New Zealand Listener

|

May 10-16, 2025

Actor, director, CEO, inspirational teacher, foul-mouthed raconteur — Raymond Hawthorne, who died on April 5, was all of these and more.

- PETER ELLIOTT

In heaven and earth

Curtain up. The crowd hushes. Lights up.

We see a small, dark-haired, keen-eyed boy riding his horse to school. He sings, plays piano, wins a singing competition, grows, dreams, and joins an opera company.

He joins the New Zealand Players, and the path is laid for his fiery journey.

It’s sobering to attend a funeral for someone who changed the aesthetic of New Zealand professional theatre, and to realise that your colleagues, whom he trained, are approaching their own final chorus and eventual curtain. The grey heads, walking canes and wrinkles are testament to years of glorious experience, but also emotive reminders that we ourselves are a passing generation.

It lends unexpected weight and depth to the poignancy of Raymond Hawthorne's death aged 88.

Raymond was a titan of the theatre scene, arguably birthing the profession of actor in Auckland and Aotearoa. He was one of a handful who won a grant to study at the Royal Academy of Dramatic Art (Rada) in London, and who returned bearing world-class skills, like water to the parched.

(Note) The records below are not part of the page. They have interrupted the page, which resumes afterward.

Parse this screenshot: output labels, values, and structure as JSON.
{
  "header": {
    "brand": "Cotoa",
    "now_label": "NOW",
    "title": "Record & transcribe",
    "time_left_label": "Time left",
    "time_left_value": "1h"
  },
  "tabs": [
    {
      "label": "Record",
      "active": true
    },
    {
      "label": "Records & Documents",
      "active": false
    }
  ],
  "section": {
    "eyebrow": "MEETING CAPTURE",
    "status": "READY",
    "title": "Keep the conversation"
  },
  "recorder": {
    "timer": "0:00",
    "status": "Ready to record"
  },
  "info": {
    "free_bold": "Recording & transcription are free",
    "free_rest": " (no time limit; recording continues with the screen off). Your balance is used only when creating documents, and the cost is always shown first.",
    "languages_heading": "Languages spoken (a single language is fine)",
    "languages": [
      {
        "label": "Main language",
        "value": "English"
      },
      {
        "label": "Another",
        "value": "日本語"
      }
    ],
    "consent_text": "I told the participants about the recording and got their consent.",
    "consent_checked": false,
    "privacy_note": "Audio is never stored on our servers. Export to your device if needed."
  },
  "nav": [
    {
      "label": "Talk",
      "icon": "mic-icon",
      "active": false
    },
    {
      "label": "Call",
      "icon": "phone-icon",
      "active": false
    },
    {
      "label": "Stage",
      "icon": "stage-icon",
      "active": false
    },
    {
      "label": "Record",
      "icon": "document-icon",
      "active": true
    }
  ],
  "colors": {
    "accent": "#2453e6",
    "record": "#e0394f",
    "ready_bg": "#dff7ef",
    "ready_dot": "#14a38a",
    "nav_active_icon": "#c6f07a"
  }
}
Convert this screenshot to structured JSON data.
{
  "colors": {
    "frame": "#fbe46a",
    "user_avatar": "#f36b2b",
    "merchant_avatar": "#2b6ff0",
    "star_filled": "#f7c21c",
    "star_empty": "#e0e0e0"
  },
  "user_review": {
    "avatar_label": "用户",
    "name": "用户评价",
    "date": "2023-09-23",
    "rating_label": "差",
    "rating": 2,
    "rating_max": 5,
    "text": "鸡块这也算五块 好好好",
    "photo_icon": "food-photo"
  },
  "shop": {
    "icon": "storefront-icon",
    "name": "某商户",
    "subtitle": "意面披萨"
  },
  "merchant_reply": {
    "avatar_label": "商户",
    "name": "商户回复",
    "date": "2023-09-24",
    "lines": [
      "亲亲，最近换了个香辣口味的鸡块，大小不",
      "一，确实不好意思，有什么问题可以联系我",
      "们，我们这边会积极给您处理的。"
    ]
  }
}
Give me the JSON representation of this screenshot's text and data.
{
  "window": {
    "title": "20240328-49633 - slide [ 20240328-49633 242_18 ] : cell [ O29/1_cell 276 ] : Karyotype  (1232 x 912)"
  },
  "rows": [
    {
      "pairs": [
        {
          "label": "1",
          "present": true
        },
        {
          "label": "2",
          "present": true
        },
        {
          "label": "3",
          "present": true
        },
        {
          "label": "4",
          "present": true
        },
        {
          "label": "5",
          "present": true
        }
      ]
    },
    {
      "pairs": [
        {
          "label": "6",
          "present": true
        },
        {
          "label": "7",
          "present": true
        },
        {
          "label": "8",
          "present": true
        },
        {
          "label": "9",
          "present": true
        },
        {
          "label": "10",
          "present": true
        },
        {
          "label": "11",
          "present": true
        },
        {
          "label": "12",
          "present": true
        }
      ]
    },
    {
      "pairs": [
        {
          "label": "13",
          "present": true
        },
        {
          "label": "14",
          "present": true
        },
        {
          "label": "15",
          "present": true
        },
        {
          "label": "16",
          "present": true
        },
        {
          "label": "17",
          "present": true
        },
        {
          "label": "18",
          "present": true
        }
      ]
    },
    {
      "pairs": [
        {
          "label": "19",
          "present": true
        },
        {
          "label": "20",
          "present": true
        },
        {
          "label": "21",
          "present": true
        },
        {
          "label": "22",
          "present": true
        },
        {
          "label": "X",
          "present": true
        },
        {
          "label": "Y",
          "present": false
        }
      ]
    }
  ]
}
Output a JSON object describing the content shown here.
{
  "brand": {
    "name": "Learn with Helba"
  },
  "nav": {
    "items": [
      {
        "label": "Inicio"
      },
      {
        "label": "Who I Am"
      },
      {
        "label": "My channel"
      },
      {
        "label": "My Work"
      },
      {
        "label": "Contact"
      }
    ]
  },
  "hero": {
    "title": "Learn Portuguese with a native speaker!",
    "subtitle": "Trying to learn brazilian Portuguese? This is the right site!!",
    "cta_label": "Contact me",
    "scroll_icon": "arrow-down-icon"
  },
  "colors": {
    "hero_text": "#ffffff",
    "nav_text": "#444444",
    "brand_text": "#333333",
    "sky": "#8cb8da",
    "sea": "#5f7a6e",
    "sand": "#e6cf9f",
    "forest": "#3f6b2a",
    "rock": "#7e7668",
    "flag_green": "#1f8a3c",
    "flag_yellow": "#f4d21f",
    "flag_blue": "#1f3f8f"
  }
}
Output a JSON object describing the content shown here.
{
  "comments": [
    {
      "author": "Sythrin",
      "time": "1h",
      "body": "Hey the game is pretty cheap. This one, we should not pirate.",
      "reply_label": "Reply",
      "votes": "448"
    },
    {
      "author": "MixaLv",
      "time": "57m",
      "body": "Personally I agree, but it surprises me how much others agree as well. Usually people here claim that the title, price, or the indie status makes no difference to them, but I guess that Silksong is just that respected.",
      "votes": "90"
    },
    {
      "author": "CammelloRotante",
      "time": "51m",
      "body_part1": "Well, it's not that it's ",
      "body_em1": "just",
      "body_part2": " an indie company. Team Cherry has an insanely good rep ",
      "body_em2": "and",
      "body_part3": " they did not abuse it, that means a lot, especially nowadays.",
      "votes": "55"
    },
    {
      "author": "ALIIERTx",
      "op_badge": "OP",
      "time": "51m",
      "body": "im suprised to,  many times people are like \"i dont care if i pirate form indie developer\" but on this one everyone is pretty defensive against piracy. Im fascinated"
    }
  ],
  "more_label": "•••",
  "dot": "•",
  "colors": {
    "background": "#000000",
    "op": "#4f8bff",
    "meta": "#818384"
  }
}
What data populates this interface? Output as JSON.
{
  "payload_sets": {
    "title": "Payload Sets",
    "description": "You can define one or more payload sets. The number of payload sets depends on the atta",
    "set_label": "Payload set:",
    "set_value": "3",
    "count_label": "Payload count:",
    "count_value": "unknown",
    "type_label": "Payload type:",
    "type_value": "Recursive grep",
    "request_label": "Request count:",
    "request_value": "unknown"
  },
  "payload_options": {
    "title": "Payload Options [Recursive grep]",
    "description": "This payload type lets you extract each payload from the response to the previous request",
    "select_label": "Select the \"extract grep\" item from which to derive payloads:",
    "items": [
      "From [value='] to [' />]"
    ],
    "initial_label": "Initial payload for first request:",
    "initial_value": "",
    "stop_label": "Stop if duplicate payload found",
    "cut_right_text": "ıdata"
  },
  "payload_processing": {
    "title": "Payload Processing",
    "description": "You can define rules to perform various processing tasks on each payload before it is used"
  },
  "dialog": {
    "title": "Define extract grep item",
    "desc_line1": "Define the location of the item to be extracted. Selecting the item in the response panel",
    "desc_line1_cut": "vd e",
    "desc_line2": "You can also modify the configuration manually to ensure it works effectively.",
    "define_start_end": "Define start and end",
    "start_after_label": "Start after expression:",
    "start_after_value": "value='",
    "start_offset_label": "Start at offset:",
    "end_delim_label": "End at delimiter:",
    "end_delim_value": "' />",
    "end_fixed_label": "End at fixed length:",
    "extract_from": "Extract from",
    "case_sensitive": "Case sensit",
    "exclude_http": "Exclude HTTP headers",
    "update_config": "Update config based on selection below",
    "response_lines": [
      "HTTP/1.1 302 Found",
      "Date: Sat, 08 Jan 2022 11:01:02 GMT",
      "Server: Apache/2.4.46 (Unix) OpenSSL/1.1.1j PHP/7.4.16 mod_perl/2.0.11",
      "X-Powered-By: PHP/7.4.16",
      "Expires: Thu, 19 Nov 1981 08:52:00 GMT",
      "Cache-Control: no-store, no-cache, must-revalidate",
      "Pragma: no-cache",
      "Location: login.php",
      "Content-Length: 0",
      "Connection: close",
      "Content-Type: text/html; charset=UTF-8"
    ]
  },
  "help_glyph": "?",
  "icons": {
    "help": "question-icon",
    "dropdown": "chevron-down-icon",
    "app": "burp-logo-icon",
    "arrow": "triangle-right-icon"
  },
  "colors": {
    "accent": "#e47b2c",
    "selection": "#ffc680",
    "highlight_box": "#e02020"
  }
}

Born in Pakipaki, near Hastings, Ray was one of three vigorous boys. He led an outdoors life, riding his bicycle 10km to piano and singing lessons. He joined the New Zealand Players in 1953, studied at Rada, and performed for some years in the UK until returning home to nurse his ailing mother before she died. One night, stargazing in Hawke's Bay, he realised he wanted to stay. His soul was tethered to New Zealand, the land, its cultures and people, Māori and Pākehā.